In de fiscale praktijk woedt al geruime tijd de discussie of de bedrijfsopvolgingsfaciliteit (BOF) discriminerend is. De BOF leidt ertoe dat over de schenking of vererving van ondernemingsvermogen aanmerkelijk minder schenk~ of erfbelasting hoeft te worden betaald dan wanneer sprake is van de overdracht van privévermogen. Verschillende rechters oordeelden verschillend. Het finale oordeel was aan de Hoge Raad der Nederlanden. Deze zou op 7 april 2014 arrest wijzen. Toen ging de datum van 6 december 2013 rond, en gisteren tenslotte werd in de wandelgangen gefluisterd dat er vandaag, 22 november 2013, wel eens duidelijkheid kon komen.
Dat laatste blijkt het geval.

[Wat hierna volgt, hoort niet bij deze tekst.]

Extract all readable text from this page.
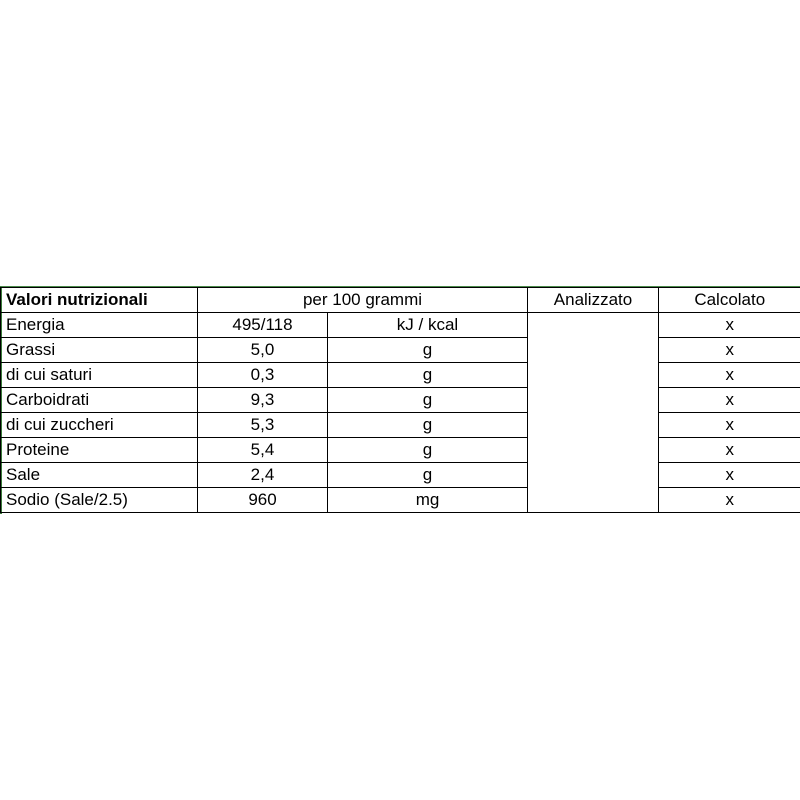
Valori nutrizionali	per 100 grammi		Analizzato	Calcolato
Energia	495/118	kJ / kcal		x
Grassi	5,0	g		x
di cui saturi	0,3	g		x
Carboidrati	9,3	g		x
di cui zuccheri	5,3	g		x
Proteine	5,4	g		x
Sale	2,4	g		x
Sodio (Sale/2.5)	960	mg		x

Vanochtend heeft de Hoge Raad arrest gewezen. De Hoge Raad bepaalde dat de BOF géén ongerechtvaardigde discriminatie van particulier vermogen ten opzichte van ondernemingsvermogen inhoudt. Ondernemingsvermogen en privévermogen verschillen van elkaar en mogen daarom verschillend worden behandeld. De Hoge Raad verwijst naar Europese jurisprudentie en literatuur voor de onderbouwing van zijn oordeel.
Fiscaal Nederland en ondernemend Nederland kunnen opgelucht ademhalen, zo lijkt het. Een andersluidend oordeel had namelijk zeer waarschijnlijk tot aanpassing van wetgeving geleid. Wat dat betreft verdient niet alleen de inhoud van het arrest, maar zeer zeker ook de snelheid van handelen van de Hoge Raad een groot compliment. Bij duidelijkheid is iedereen gebaat.